One tack is simply improving accuracy for existing tools. The alternative is to take a pessimistic approach and add more margin, but while margin can provide a buffer against unknowns it also defeats the purpose of moving to the next process node because it decreases performance, increases power requirements, and at 40nm an beyond it increases the number of physical effects that have to be dealt with and verified.
“One of the problems is that timing has been graph-based,” said Anirudh Devgan, corporate vice president of silicon signoff and verification at Cadence. “The better approach is path-based. You can recover about 3% of the margin with a path-based solution. In the past, the tools were not accurate enough to bound the problem. And when you consider on-chip variation, that only increases the number of unknowns.”
This challenge is particularly evident at the verification and signoff stage, where chipmakers get to see everything that is known to have gone wrong so far. Unknowns can stack up there in a giant logjam and turn the verification and debugging process into a nightmare. Fortunately, most of the companies that have been wrestling with these issues have seen this coming for awhile and are at least aware of what needs to be done on the design side.
A second approach is to isolate various sections of the design, through approaches such as behavioral modeling (see related story). What’s different about that strategy is that while it follows the usual divide-and-conquer approach, it requires raising the level of abstraction to get there. Either way, there is more to deal with in the same or less time, and there are interactions that no one has encountered in the past because the number features and overall density are increasing.
“There are certainly more complexities to deal with,” said Erich Marschner, product marketing manager at Mentor Graphics. “What some users don’t address is things that go beyond the basic checks.”
FinFETs, process variation and other surprises
Unknowns aren’t just confined to the design process, either. They have taken on a new dimension at the most advanced nodes with process variation and interactions that were unexpected, some involving software.
“For exploration and feasibility you can tune your constraints, and for established nodes that’s not so difficult,” said Mary Ann White, director of product marketing at Synopsys. “But there are good reasons why customers are moving to finFETs, and there are a lot of unknowns there.
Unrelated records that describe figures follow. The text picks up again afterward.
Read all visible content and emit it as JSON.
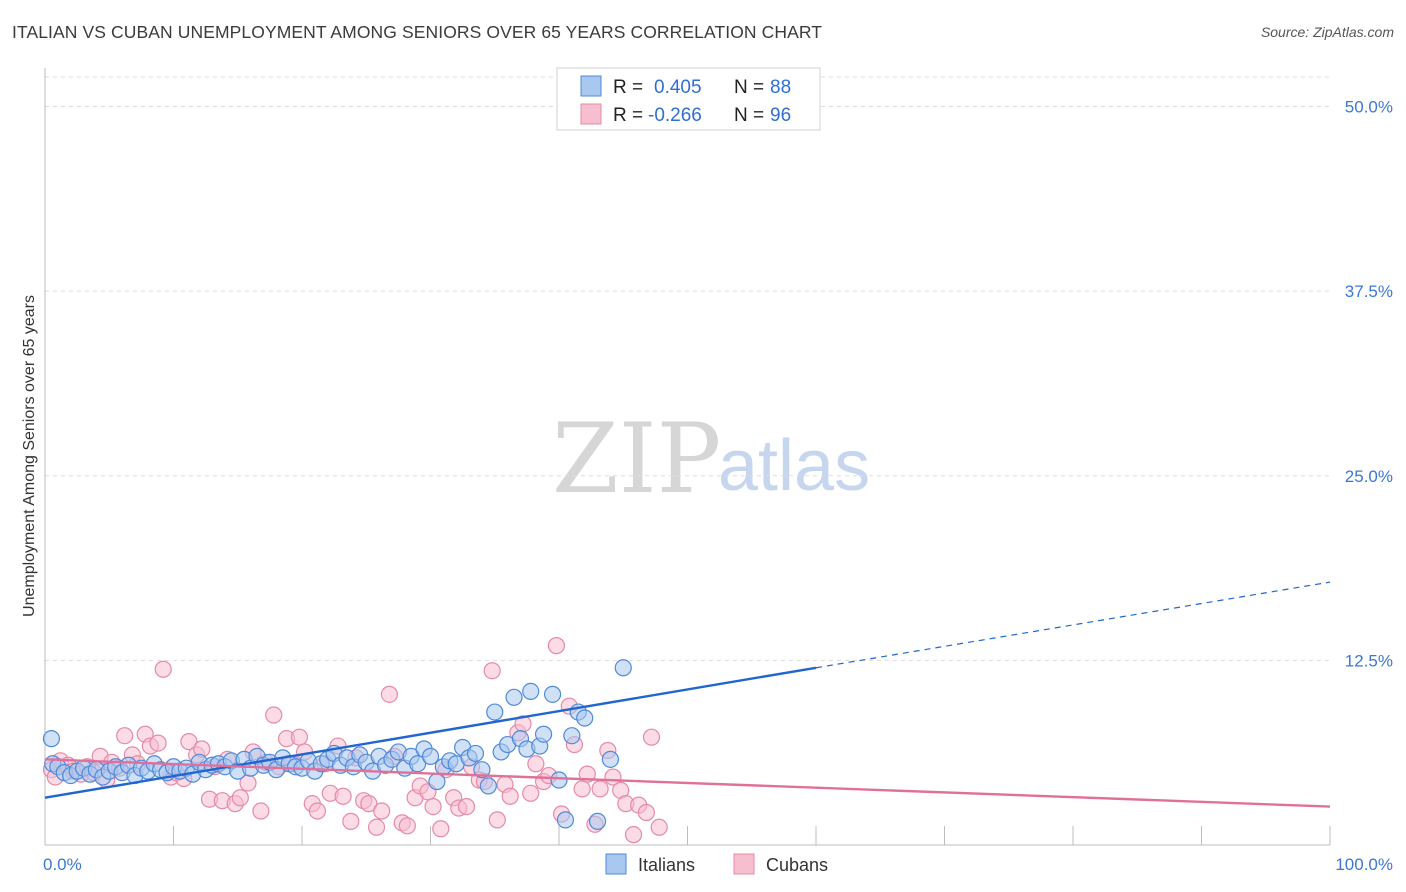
{
  "title": "ITALIAN VS CUBAN UNEMPLOYMENT AMONG SENIORS OVER 65 YEARS CORRELATION CHART",
  "source": "Source: ZipAtlas.com",
  "watermark": {
    "zip": "ZIP",
    "atlas": "atlas"
  },
  "colors": {
    "italians_fill": "#a9c8f0",
    "italians_stroke": "#4f8ad8",
    "italians_line": "#2166d0",
    "cubans_fill": "#f7bed0",
    "cubans_stroke": "#e58aa8",
    "cubans_line": "#e0709a",
    "tick_text": "#3b78d4",
    "grid": "#dddddd"
  },
  "legend": {
    "rows": [
      {
        "r_label": "R =",
        "r_value": "0.405",
        "n_label": "N =",
        "n_value": "88"
      },
      {
        "r_label": "R =",
        "r_value": "-0.266",
        "n_label": "N =",
        "n_value": "96"
      }
    ]
  },
  "chart_data": {
    "type": "scatter",
    "title": "ITALIAN VS CUBAN UNEMPLOYMENT AMONG SENIORS OVER 65 YEARS CORRELATION CHART",
    "xlabel": "",
    "ylabel": "Unemployment Among Seniors over 65 years",
    "xlim": [
      0,
      100
    ],
    "ylim": [
      0,
      52
    ],
    "y_ticks": [
      12.5,
      25.0,
      37.5,
      50.0
    ],
    "y_tick_labels": [
      "12.5%",
      "25.0%",
      "37.5%",
      "50.0%"
    ],
    "x_tick_labels": [
      "0.0%",
      "100.0%"
    ],
    "grid": true,
    "legend_position": "top-center",
    "series": [
      {
        "name": "Italians",
        "r": 0.405,
        "n": 88,
        "trend": {
          "x0": 0,
          "y0": 3.2,
          "x1": 60,
          "y1": 12.0,
          "dashed_to_x": 100,
          "dashed_to_y": 17.8
        },
        "points": [
          [
            0.5,
            7.2
          ],
          [
            0.6,
            5.5
          ],
          [
            1,
            5.3
          ],
          [
            1.5,
            4.9
          ],
          [
            2,
            4.7
          ],
          [
            2.5,
            5.0
          ],
          [
            3,
            5.2
          ],
          [
            3.5,
            4.8
          ],
          [
            4,
            5.1
          ],
          [
            4.5,
            4.6
          ],
          [
            5,
            5.0
          ],
          [
            5.5,
            5.3
          ],
          [
            6,
            4.9
          ],
          [
            6.5,
            5.4
          ],
          [
            7,
            4.7
          ],
          [
            7.5,
            5.2
          ],
          [
            8,
            5.0
          ],
          [
            8.5,
            5.5
          ],
          [
            9,
            5.1
          ],
          [
            9.5,
            4.9
          ],
          [
            10,
            5.3
          ],
          [
            10.5,
            5.0
          ],
          [
            11,
            5.2
          ],
          [
            11.5,
            4.8
          ],
          [
            12,
            5.6
          ],
          [
            12.5,
            5.1
          ],
          [
            13,
            5.4
          ],
          [
            13.5,
            5.5
          ],
          [
            14,
            5.3
          ],
          [
            14.5,
            5.7
          ],
          [
            15,
            5.0
          ],
          [
            15.5,
            5.8
          ],
          [
            16,
            5.2
          ],
          [
            16.5,
            6.0
          ],
          [
            17,
            5.4
          ],
          [
            17.5,
            5.6
          ],
          [
            18,
            5.1
          ],
          [
            18.5,
            5.9
          ],
          [
            19,
            5.5
          ],
          [
            19.5,
            5.3
          ],
          [
            20,
            5.2
          ],
          [
            20.5,
            5.7
          ],
          [
            21,
            5.0
          ],
          [
            21.5,
            5.5
          ],
          [
            22,
            5.8
          ],
          [
            22.5,
            6.2
          ],
          [
            23,
            5.4
          ],
          [
            23.5,
            5.9
          ],
          [
            24,
            5.3
          ],
          [
            24.5,
            6.1
          ],
          [
            25,
            5.6
          ],
          [
            25.5,
            5.0
          ],
          [
            26,
            6.0
          ],
          [
            26.5,
            5.4
          ],
          [
            27,
            5.8
          ],
          [
            27.5,
            6.3
          ],
          [
            28,
            5.2
          ],
          [
            28.5,
            6.0
          ],
          [
            29,
            5.5
          ],
          [
            29.5,
            6.5
          ],
          [
            30,
            6.0
          ],
          [
            30.5,
            4.3
          ],
          [
            31,
            5.3
          ],
          [
            31.5,
            5.7
          ],
          [
            32,
            5.5
          ],
          [
            32.5,
            6.6
          ],
          [
            33,
            5.9
          ],
          [
            33.5,
            6.2
          ],
          [
            34,
            5.1
          ],
          [
            34.5,
            4.0
          ],
          [
            35,
            9.0
          ],
          [
            35.5,
            6.3
          ],
          [
            36,
            6.8
          ],
          [
            36.5,
            10.0
          ],
          [
            37,
            7.2
          ],
          [
            37.5,
            6.5
          ],
          [
            37.8,
            10.4
          ],
          [
            38.5,
            6.7
          ],
          [
            38.8,
            7.5
          ],
          [
            39.5,
            10.2
          ],
          [
            40,
            4.4
          ],
          [
            40.5,
            1.7
          ],
          [
            41,
            7.4
          ],
          [
            41.5,
            9.0
          ],
          [
            42,
            8.6
          ],
          [
            43,
            1.6
          ],
          [
            44,
            5.8
          ],
          [
            45,
            12.0
          ]
        ]
      },
      {
        "name": "Cubans",
        "r": -0.266,
        "n": 96,
        "trend": {
          "x0": 0,
          "y0": 5.8,
          "x1": 100,
          "y1": 2.6
        },
        "points": [
          [
            0.5,
            5.1
          ],
          [
            0.8,
            4.6
          ],
          [
            1.2,
            5.7
          ],
          [
            1.8,
            5.4
          ],
          [
            2.2,
            5.0
          ],
          [
            2.8,
            4.8
          ],
          [
            3.3,
            5.3
          ],
          [
            3.8,
            4.9
          ],
          [
            4.3,
            6.0
          ],
          [
            4.8,
            4.4
          ],
          [
            5.2,
            5.6
          ],
          [
            5.8,
            5.2
          ],
          [
            6.2,
            7.4
          ],
          [
            6.8,
            6.1
          ],
          [
            7.2,
            5.5
          ],
          [
            7.8,
            7.5
          ],
          [
            8.2,
            6.7
          ],
          [
            8.8,
            6.9
          ],
          [
            9.2,
            11.9
          ],
          [
            9.8,
            4.6
          ],
          [
            10.2,
            4.9
          ],
          [
            10.8,
            4.5
          ],
          [
            11.2,
            7.0
          ],
          [
            11.8,
            6.1
          ],
          [
            12.2,
            6.5
          ],
          [
            12.8,
            3.1
          ],
          [
            13.2,
            5.3
          ],
          [
            13.8,
            3.0
          ],
          [
            14.2,
            5.8
          ],
          [
            14.8,
            2.8
          ],
          [
            15.2,
            3.2
          ],
          [
            15.8,
            4.2
          ],
          [
            16.2,
            6.3
          ],
          [
            16.8,
            2.3
          ],
          [
            17.2,
            5.6
          ],
          [
            17.8,
            8.8
          ],
          [
            18.2,
            5.3
          ],
          [
            18.8,
            7.2
          ],
          [
            19.2,
            5.5
          ],
          [
            19.8,
            7.3
          ],
          [
            20.2,
            6.3
          ],
          [
            20.8,
            2.8
          ],
          [
            21.2,
            2.3
          ],
          [
            21.8,
            5.5
          ],
          [
            22.2,
            3.5
          ],
          [
            22.8,
            6.7
          ],
          [
            23.2,
            3.3
          ],
          [
            23.8,
            1.6
          ],
          [
            24.2,
            5.9
          ],
          [
            24.8,
            3.0
          ],
          [
            25.2,
            2.8
          ],
          [
            25.8,
            1.2
          ],
          [
            26.2,
            2.3
          ],
          [
            26.8,
            10.2
          ],
          [
            27.2,
            6.0
          ],
          [
            27.8,
            1.5
          ],
          [
            28.2,
            1.3
          ],
          [
            28.8,
            3.2
          ],
          [
            29.2,
            4.0
          ],
          [
            29.8,
            3.6
          ],
          [
            30.2,
            2.6
          ],
          [
            30.8,
            1.1
          ],
          [
            31.2,
            5.1
          ],
          [
            31.8,
            3.2
          ],
          [
            32.2,
            2.5
          ],
          [
            32.8,
            2.6
          ],
          [
            33.2,
            5.3
          ],
          [
            33.8,
            4.4
          ],
          [
            34.2,
            4.3
          ],
          [
            34.8,
            11.8
          ],
          [
            35.2,
            1.7
          ],
          [
            35.8,
            4.1
          ],
          [
            36.2,
            3.3
          ],
          [
            36.8,
            7.6
          ],
          [
            37.2,
            8.2
          ],
          [
            37.8,
            3.5
          ],
          [
            38.2,
            5.5
          ],
          [
            38.8,
            4.3
          ],
          [
            39.2,
            4.7
          ],
          [
            39.8,
            13.5
          ],
          [
            40.2,
            2.1
          ],
          [
            40.8,
            9.4
          ],
          [
            41.2,
            6.8
          ],
          [
            41.8,
            3.8
          ],
          [
            42.2,
            4.8
          ],
          [
            42.8,
            1.4
          ],
          [
            43.2,
            3.8
          ],
          [
            43.8,
            6.4
          ],
          [
            44.2,
            4.6
          ],
          [
            44.8,
            3.7
          ],
          [
            45.2,
            2.8
          ],
          [
            45.8,
            0.7
          ],
          [
            46.2,
            2.7
          ],
          [
            46.8,
            2.2
          ],
          [
            47.2,
            7.3
          ],
          [
            47.8,
            1.2
          ]
        ]
      }
    ]
  },
  "bottom_legend": [
    "Italians",
    "Cubans"
  ]
}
With real silicon you’ve also got on-chip variation.”
Add to that the sheer complexity of devices that may be plugged into a wall outlet sometimes, reliant on batteries at other times, and chock full of different voltages that may or may not be used depending on the user, the functionality or the location.
“The foundries give us slow-slow and fast-fast, but an SoC has to operate at all of these conditions and more,” White said. “That’s yet another variation of unknowns, and MCMM (multi-corner, multi-mode) is yet another constraint.”
Conclusions
X’s are not new. Unknowns have been dealt with by verification teams for years. What’s changed, though, is the sheer number of unknowns, the potential impact of one unknown on another, and the need to consider them as part of a system rather than in isolation.
Tools, methodology and education all help. But each of them alone—and in some cases, all of them together—cannot predict or solve all the potential adverse interactions. Complexity in design is spilling over in all directions, and the number of X’s is a direct result of that complexity. At best it can be contained, but it will never be completely solved.